Franco: Però lo sai che alla gente dà fastidio.
Andrea: Sono cosciente ma se Andrea non tocca vedo confusione e KO per Andrea che si agita.
Franco: Ma non puoi toccare la spalla anziché la pancia?
Andrea: Mi piace pancia.
Franco: Lo capisci o no che dai fastidio?
Andrea: Lo capisci che non posso controllarmi?
Franco: Non devi mai smettere di provarci.
Franco: Riesci a dirmi che prove fai?
Andrea: Devo mettere in ordine tante cose e aspetto finché non resisto più e sto male. Prolungo i tempi e miglioro.
Franco: Vuoi chiedermi qualcosa?
Andrea: Andrea chiede aiuto testa confusa male sto.
Franco: Che aiuto vuoi?
Andrea: A guarire mia condizione di autismo.
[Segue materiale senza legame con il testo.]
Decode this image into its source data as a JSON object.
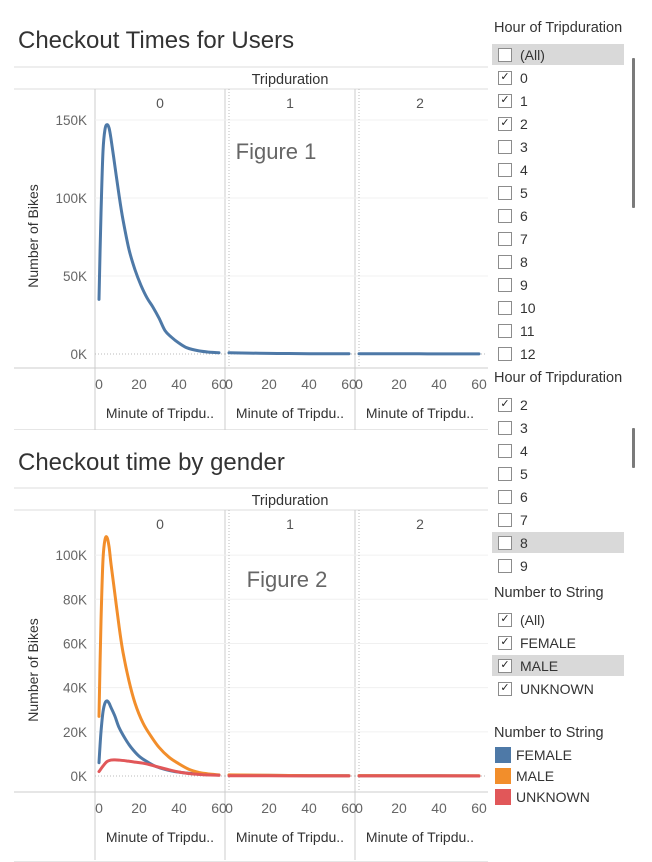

Sono stanco di stare così.
Ora, riscrivendo testualmente questa conversazione scritta fra padre e figlio, di nuovo la commozione mi ha fatto salire le lacrime agli occhi come quando le ho lette... Non è una commozione di maniera, superficiale, è una commozione profonda che si lega ai sentimenti di coscienza dell'ineluttabilità di certo destino contro il quale gli esseri umani lottano con fatica, spesso sconfitti, ma indomiti, con sensi di colpa per di più, perché non si riesce a far uscire la persona amata che soffre da quel misterioso malfunzionamento del cervello che la fa soffrire e che induce comportamenti irritanti, a volte sconvenienti e, non riuscendo a sconfiggere quel muro, si diventa necessariamente bruschi con la persona amata prigioniera e, quando dalle sue parole emerge la coscienza della sua condizione, ci si sente colpevoli e quasi carnefici.
Il terzo libro, quello di Massimo Gramellini, il giornalista che abbiamo visto spesso ospite della trasmissione di Fabio Fazio "Che tempo che fa", racconta l'infanzia sofferta di lui bambino figlio unico orfano di madre. Anche qui ci sono corde che toccano il mio vissuto e quindi lo capisco fino in fondo, anche nella differenza dell'esperienza nei fatti... Anch'io sono cresciuta figlia unica e... per certi versi molto sola... Capisco Massimo e immagino il suo dramma. Per il resto non svelo nulla: leggete il libro.